Symptoms of rotator cuff tears can vary greatly. Some people experience pain and weakness only while sleeping or lifting heavy objects. In full thickness rotator cuff tears, pain may not be a symptom at all. Most of the time, however, an injury to the rotator cuff will result in weakness and pain while doing even the simplest daily tasks like brushing your teeth or driving your car.

Treatment options

The most commonly asked question regarding rotator cuff tears is: “Will it heal without surgery?” Unfortunately, rotator cuff injuries do not typically heal on their own. In fact, not treating an injury of this type may make it worse, resulting in more pain and, often, a larger hole in the tendon.
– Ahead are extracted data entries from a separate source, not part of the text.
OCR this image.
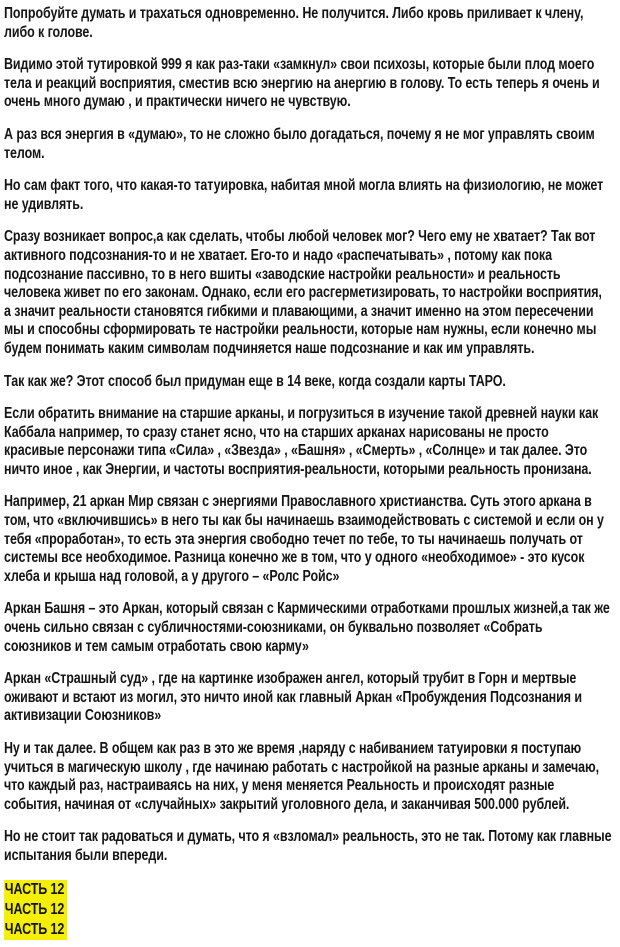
Попробуйте думать и трахаться одновременно. Не получится. Либо кровь приливает к члену, либо к голове.

Видимо этой тутировкой 999 я как раз-таки «замкнул» свои психозы, которые были плод моего тела и реакций восприятия, сместив всю энергию на анергию в голову. То есть теперь я очень и очень много думаю , и практически ничего не чувствую.

А раз вся энергия в «думаю», то не сложно было догадаться, почему я не мог управлять своим телом.

Но сам факт того, что какая-то татуировка, набитая мной могла влиять на физиологию, не может не удивлять.

Сразу возникает вопрос,а как сделать, чтобы любой человек мог? Чего ему не хватает? Так вот активного подсознания-то и не хватает. Его-то и надо «распечатывать» , потому как пока подсознание пассивно, то в него вшиты «заводские настройки реальности» и реальность человека живет по его законам. Однако, если его расгерметизировать, то настройки восприятия, а значит реальности становятся гибкими и плавающими, а значит именно на этом пересечении мы и способны сформировать те настройки реальности, которые нам нужны, если конечно мы будем понимать каким символам подчиняется наше подсознание и как им управлять.

Так как же? Этот способ был придуман еще в 14 веке, когда создали карты ТАРО.

Если обратить внимание на старшие арканы, и погрузиться в изучение такой древней науки как Каббала например, то сразу станет ясно, что на старших арканах нарисованы не просто красивые персонажи типа «Сила» , «Звезда» , «Башня» , «Смерть» , «Солнце» и так далее. Это ничто иное , как Энергии, и частоты восприятия-реальности, которыми реальность пронизана.

Например, 21 аркан Мир связан с энергиями Православного христианства. Суть этого аркана в том, что «включившись» в него ты как бы начинаешь взаимодействовать с системой и если он у тебя «проработан», то есть эта энергия свободно течет по тебе, то ты начинаешь получать от системы все необходимое. Разница конечно же в том, что у одного «необходимое» - это кусок хлеба и крыша над головой, а у другого – «Ролс Ройс»

Аркан Башня – это Аркан, который связан с Кармическими отработками прошлых жизней,а так же очень сильно связан с субличностями-союзниками, он буквально позволяет «Собрать союзников и тем самым отработать свою карму»

Аркан «Страшный суд» , где на картинке изображен ангел, который трубит в Горн и мертвые оживают и встают из могил, это ничто иной как главный Аркан «Пробуждения Подсознания и активизации Союзников»

Ну и так далее. В общем как раз в это же время ,наряду с набиванием татуировки я поступаю учиться в магическую школу , где начинаю работать с настройкой на разные арканы и замечаю, что каждый раз, настраиваясь на них, у меня меняется Реальность и происходят разные события, начиная от «случайных» закрытий уголовного дела, и заканчивая 500.000 рублей.

Но не стоит так радоваться и думать, что я «взломал» реальность, это не так. Потому как главные испытания были впереди.

ЧАСТЬ 12
ЧАСТЬ 12
ЧАСТЬ 12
It’s important to consult a shoulder specialist if you have a rotator cuff injury. The doctor will evaluate different aspects of your lifestyle—such as level of activity, health, and medical history—as well as your age and the severity of your injury to determine the best treatment options for you.

If you do opt for nonsurgical treatment of the injury, your doctor may recommend one or more of the following:

  • Rest, such as limiting overhead activities
  • Avoiding activities that cause shoulder pain
  • Non-steroidal anti-inflammatory drugs such as ibuprofen
  • Physical therapy to restore movement, strength, and flexibility to the joint
  • Steroid injections of an anesthetic and steroid into the joint to reduce inflammation when other measures are unsuccessful

It’s important to note, however, that there are serious drawbacks to avoiding surgical treatment for rotator cuff tears. Those drawbacks include:

  • Continued weakness
  • Likely possibility of making the tear larger
  • Continuing to damage healthy rotator cuff tissue
  • Creating a more complex tear that is not ever fixable

Overall, early diagnosis and proper treatment of rotator cuff injuries will lead to a shorter time of disability, quicker healing, and a faster recovery.